Design Principles
Be forewarned that most if not all of the discussed design patterns will be object oriented in nature. Despite this, the overall spirit of design patterns can prove to be helpful to functional and procedural programmers alike. Before we tackle the how of design patterns, it’s important to determine the why.
If you know the why, you can live any how
Why Design Patterns Matter
As, at the time of writing this, I admittedly have not given much thought to design patterns for a variety of reasons. Including but not limited to: JavaScript doesn’t lend it self very nicely to object oriented design patterns given its prototypical inheritance chain and the fact that during my day-to-day tasks, I’m not often pondering “what pattern would work best in this scenario”. Regardless, as Bruce Lee once said, all knowledge is self knowledge… Thus, learning about design patterns will, at the very least, help me learn more about myself. Hippy dippy things aside, there are actual tangible benefits to learning design patterns.
For example, naming a thing allows us to say more with less. When we use a pattern in a description, it lets other developers know what design we have in mind. Similar to how naming your child whilst still in the womb makes the whole baby thing all the more real, so to is true for design patterns. Why the baby example? My brother just had a kid so I’ve got babies on the brain 😆.
Speaking design also allows us developers to stay in the design phase of our solutions longer. Oftentimes, if you’re anything like me, you’re itching to getting to typing… this however, can be counterproductive as we may end up coding ourselves into a corner (I’ve done this before and it is not fun).
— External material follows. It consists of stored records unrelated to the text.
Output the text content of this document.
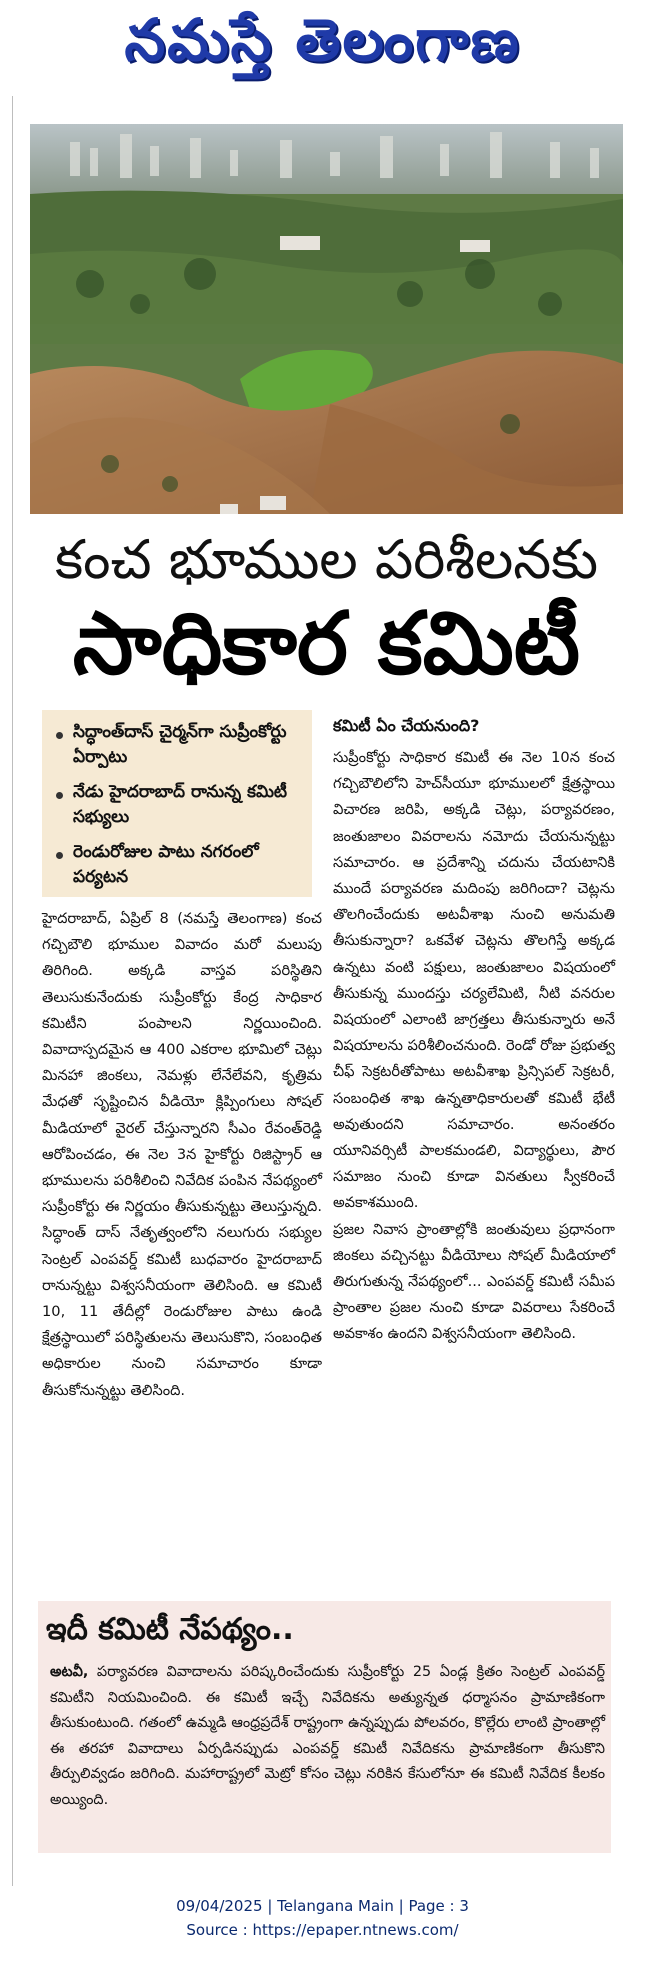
నమస్తే తెలంగాణ
కంచ భూముల పరిశీలనకు
సాధికార కమిటీ
సిద్ధాంత్‌దాస్ చైర్మన్‌గా సుప్రీంకోర్టు ఏర్పాటు
నేడు హైదరాబాద్ రానున్న కమిటీ సభ్యులు
రెండురోజుల పాటు నగరంలో పర్యటన

హైదరాబాద్, ఏప్రిల్ 8 (నమస్తే తెలంగాణ) కంచ గచ్చిబౌలి భూముల వివాదం మరో మలుపు తిరిగింది. అక్కడి వాస్తవ పరిస్థితిని తెలుసుకునేందుకు సుప్రీంకోర్టు కేంద్ర సాధికార కమిటీని పంపాలని నిర్ణయించింది. వివాదాస్పదమైన ఆ 400 ఎకరాల భూమిలో చెట్లు మినహా జింకలు, నెమళ్లు లేనేలేవని, కృత్రిమ మేధతో సృష్టించిన వీడియో క్లిప్పింగులు సోషల్ మీడియాలో వైరల్ చేస్తున్నారని సీఎం రేవంత్‌రెడ్డి ఆరోపించడం, ఈ నెల 3న హైకోర్టు రిజిస్ట్రార్ ఆ భూములను పరిశీలించి నివేదిక పంపిన నేపథ్యంలో సుప్రీంకోర్టు ఈ నిర్ణయం తీసుకున్నట్టు తెలుస్తున్నది. సిద్ధాంత్ దాస్ నేతృత్వంలోని నలుగురు సభ్యుల సెంట్రల్ ఎంపవర్డ్ కమిటీ బుధవారం హైదరాబాద్ రానున్నట్టు విశ్వసనీయంగా తెలిసింది. ఆ కమిటీ 10, 11 తేదీల్లో రెండురోజుల పాటు ఉండి క్షేత్రస్థాయిలో పరిస్థితులను తెలుసుకొని, సంబంధిత అధికారుల నుంచి సమాచారం కూడా తీసుకోనున్నట్టు తెలిసింది.

కమిటీ ఏం చేయనుంది?

సుప్రీంకోర్టు సాధికార కమిటీ ఈ నెల 10న కంచ గచ్చిబౌలిలోని హెచ్‌సీయూ భూములలో క్షేత్రస్థాయి విచారణ జరిపి, అక్కడి చెట్లు, పర్యావరణం, జంతుజాలం వివరాలను నమోదు చేయనున్నట్టు సమాచారం. ఆ ప్రదేశాన్ని చదును చేయటానికి ముందే పర్యావరణ మదింపు జరిగిందా? చెట్లను తొలగించేందుకు అటవీశాఖ నుంచి అనుమతి తీసుకున్నారా? ఒకవేళ చెట్లను తొలగిస్తే అక్కడ ఉన్నటు వంటి పక్షులు, జంతుజాలం విషయంలో తీసుకున్న ముందస్తు చర్యలేమిటి, నీటి వనరుల విషయంలో ఎలాంటి జాగ్రత్తలు తీసుకున్నారు అనే విషయాలను పరిశీలించనుంది. రెండో రోజు ప్రభుత్వ చీఫ్ సెక్రటరీతోపాటు అటవీశాఖ ప్రిన్సిపల్ సెక్రటరీ, సంబంధిత శాఖ ఉన్నతాధికారులతో కమిటీ భేటీ అవుతుందని సమాచారం. అనంతరం యూనివర్సిటీ పాలకమండలి, విద్యార్థులు, పౌర సమాజం నుంచి కూడా వినతులు స్వీకరించే అవకాశముంది.

ప్రజల నివాస ప్రాంతాల్లోకి జంతువులు ప్రధానంగా జింకలు వచ్చినట్టు వీడియోలు సోషల్ మీడియాలో తిరుగుతున్న నేపథ్యంలో... ఎంపవర్డ్ కమిటీ సమీప ప్రాంతాల ప్రజల నుంచి కూడా వివరాలు సేకరించే అవకాశం ఉందని విశ్వసనీయంగా తెలిసింది.

ఇదీ కమిటీ నేపథ్యం..
అటవీ, పర్యావరణ వివాదాలను పరిష్కరించేందుకు సుప్రీంకోర్టు 25 ఏండ్ల క్రితం సెంట్రల్ ఎంపవర్డ్ కమిటీని నియమించింది. ఈ కమిటీ ఇచ్చే నివేదికను అత్యున్నత ధర్మాసనం ప్రామాణికంగా తీసుకుంటుంది. గతంలో ఉమ్మడి ఆంధ్రప్రదేశ్ రాష్ట్రంగా ఉన్నప్పుడు పోలవరం, కొల్లేరు లాంటి ప్రాంతాల్లో ఈ తరహా వివాదాలు ఏర్పడినప్పుడు ఎంపవర్డ్ కమిటీ నివేదికను ప్రామాణికంగా తీసుకొని తీర్పులివ్వడం జరిగింది. మహారాష్ట్రలో మెట్రో కోసం చెట్లు నరికిన కేసులోనూ ఈ కమిటీ నివేదిక కీలకం అయ్యింది.
09/04/2025 | Telangana Main | Page : 3
Source : https://epaper.ntnews.com/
Another benefit to speaking design is that it allows the conversation to stay at a higher level of abstraction and this is beneficial because developers who may not be versed in the implementation language of the solution can still contribute to the overall development of a solution. Inclusiveness is gooooood.
Lastly, knowing design patterns can open up career opportunities! If you’re at all interested in being a Solutions Architect, design patterns will become your new best friend.
How Do I Use Design Patterns
I would be remiss if I did not state this disclaimer: design patterns cannot be implemented by a framework and they don’t even exactly go into your code… they go into your 🧠. Once we’ve got a good working knowledge we can then apply these patterns to our old code and prevent our new code from becoming a hodge-podge of spaghetti.
A Reminder
When it comes to designs, there’s a couple of things that we need to keep in mind:
- Program to an interface and not an implementation.
- Favor composition over inheritance
- Encapsulate what varies.
- Too much abstraction isn’t necessarily a good thing!